JLL predicted record office occupier take up in Edinburgh for 2015 and a fall in vacancy rates, placing more strain on supply across Scotland’s capital.
In Edinburgh, office occupier take up for the year to date now sits at 605,000 sq ft and is set to significantly exceed the five year average of 650,000 sq ft. Vacancy rates in the capital have decreased from an 8% high in 2009 to 5.1%.
In Glasgow, headline office rentals have increased to over £30 per sq ft in 2015. Notably, three major office developments in Glasgow completed in 2015 – the first new build completions in over five years. The buildings, 1 West Regent Street, 110 St Vincent Street and St Vincent Plaza have already experienced strong letting activity.
As well as providing local market predictions for Edinburgh and Glasgow, Jon Neale, Head of UK Research at JLL, provided an overview on Scotland’s broader economic and property market trends. Neale predicted a strong outlook for Scotland’s economy, with GVA growth of 2% for 2016 compared to 1.7% in 2015, driven by a number of factors including continued low interest rates and strong retail sales.

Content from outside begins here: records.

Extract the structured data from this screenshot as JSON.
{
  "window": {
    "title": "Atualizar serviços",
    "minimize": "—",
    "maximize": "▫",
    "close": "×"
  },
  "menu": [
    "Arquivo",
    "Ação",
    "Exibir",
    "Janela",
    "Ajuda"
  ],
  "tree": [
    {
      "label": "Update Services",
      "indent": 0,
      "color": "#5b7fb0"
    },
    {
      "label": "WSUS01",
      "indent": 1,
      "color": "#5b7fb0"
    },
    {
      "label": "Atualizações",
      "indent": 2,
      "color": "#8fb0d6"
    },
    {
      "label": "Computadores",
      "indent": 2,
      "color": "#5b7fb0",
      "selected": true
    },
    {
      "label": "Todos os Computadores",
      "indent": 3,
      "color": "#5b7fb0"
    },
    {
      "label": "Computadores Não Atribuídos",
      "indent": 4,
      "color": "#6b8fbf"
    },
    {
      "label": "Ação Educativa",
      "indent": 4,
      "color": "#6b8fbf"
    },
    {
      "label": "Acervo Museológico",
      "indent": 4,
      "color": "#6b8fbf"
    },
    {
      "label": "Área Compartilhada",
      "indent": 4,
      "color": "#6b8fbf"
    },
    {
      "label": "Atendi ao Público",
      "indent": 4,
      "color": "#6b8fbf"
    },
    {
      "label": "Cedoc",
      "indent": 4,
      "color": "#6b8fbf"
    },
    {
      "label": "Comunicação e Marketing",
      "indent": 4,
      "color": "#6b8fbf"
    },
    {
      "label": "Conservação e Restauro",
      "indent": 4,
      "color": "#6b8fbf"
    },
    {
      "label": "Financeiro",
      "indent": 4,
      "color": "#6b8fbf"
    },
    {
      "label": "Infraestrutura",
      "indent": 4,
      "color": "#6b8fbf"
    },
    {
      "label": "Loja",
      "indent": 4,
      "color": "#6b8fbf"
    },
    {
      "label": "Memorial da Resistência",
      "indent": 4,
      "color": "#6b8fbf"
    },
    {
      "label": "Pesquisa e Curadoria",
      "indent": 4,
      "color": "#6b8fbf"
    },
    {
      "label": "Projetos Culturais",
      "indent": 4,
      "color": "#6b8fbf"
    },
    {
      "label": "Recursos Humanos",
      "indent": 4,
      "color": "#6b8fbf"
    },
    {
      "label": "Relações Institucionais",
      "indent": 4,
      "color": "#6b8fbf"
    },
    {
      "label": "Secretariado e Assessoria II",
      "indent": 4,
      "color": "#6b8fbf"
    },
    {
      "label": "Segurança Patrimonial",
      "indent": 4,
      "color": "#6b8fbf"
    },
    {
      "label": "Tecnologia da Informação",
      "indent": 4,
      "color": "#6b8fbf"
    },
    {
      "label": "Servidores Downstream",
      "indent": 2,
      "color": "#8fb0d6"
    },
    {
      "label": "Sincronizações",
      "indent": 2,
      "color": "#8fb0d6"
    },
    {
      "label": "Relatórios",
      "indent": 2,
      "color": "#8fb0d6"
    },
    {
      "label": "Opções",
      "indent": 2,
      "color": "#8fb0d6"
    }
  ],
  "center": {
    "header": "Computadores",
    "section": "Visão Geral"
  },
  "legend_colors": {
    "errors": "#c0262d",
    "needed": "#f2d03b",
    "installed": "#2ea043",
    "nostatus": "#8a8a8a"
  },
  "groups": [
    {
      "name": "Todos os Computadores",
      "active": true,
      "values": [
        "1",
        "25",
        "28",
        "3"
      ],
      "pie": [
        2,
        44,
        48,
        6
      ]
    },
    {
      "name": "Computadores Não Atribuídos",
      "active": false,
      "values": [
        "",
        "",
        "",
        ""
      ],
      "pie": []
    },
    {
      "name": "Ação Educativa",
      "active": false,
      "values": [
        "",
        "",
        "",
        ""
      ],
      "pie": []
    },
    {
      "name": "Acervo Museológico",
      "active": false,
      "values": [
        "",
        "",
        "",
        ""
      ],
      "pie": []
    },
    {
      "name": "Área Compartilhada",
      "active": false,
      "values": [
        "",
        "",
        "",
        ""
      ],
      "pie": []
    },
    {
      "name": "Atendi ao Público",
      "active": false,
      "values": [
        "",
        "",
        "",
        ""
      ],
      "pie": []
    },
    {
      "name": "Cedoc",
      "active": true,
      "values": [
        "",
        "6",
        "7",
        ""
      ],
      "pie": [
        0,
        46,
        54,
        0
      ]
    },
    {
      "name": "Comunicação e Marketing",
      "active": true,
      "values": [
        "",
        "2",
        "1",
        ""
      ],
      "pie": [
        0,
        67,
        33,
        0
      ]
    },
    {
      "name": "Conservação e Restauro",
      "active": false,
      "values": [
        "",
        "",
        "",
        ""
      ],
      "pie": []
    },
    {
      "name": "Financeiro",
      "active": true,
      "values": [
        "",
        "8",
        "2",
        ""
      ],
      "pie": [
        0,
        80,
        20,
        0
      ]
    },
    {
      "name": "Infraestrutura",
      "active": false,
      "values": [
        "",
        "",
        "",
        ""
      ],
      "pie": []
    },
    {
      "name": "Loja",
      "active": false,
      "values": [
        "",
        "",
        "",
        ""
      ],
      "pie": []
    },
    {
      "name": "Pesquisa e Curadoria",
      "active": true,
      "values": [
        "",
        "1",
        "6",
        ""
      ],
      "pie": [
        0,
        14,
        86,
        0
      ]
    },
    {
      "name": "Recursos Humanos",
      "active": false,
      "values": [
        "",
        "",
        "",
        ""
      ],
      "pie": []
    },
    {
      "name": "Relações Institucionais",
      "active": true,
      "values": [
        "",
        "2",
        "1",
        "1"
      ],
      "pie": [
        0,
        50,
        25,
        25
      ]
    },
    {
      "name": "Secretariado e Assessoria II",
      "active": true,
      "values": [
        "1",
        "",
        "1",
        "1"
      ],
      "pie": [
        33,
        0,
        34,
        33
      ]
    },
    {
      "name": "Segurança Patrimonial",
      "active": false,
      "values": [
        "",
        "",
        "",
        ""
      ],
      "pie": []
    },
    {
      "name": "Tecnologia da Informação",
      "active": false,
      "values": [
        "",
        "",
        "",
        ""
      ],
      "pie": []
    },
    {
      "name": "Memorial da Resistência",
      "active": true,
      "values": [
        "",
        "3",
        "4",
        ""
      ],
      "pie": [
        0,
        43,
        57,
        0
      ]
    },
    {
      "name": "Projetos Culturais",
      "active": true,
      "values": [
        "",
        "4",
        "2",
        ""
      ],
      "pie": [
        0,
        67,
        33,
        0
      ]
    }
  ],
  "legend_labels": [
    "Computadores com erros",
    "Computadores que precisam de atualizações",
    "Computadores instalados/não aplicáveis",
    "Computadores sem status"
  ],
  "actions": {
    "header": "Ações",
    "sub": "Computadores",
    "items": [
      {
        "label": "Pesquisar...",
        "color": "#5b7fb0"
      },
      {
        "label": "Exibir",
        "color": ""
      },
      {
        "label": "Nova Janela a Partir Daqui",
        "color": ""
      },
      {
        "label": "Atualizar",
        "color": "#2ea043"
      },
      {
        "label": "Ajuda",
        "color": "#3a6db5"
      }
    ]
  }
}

Cameron Stott, director at JLL said, “We’ve witnessed sustained levels of occupier demand throughout 2015, and with another anticipated drop in the availability of Grade A office supply in Edinburgh, demand looks set to outstrip supply. The development pipeline is becoming increasingly restricted, with new developments being pre-let well in advance of occupation. Coupled with increasing trends to convert cat B properties into hotels and residential developments, we’ve seen a significant drop in the levels of quality office space available in Edinburgh. JLL research suggests there is strong occupier demand for accommodation in the next two to four years which will be in line with the next wave of development, not expected to reach practical completion until late 2017.”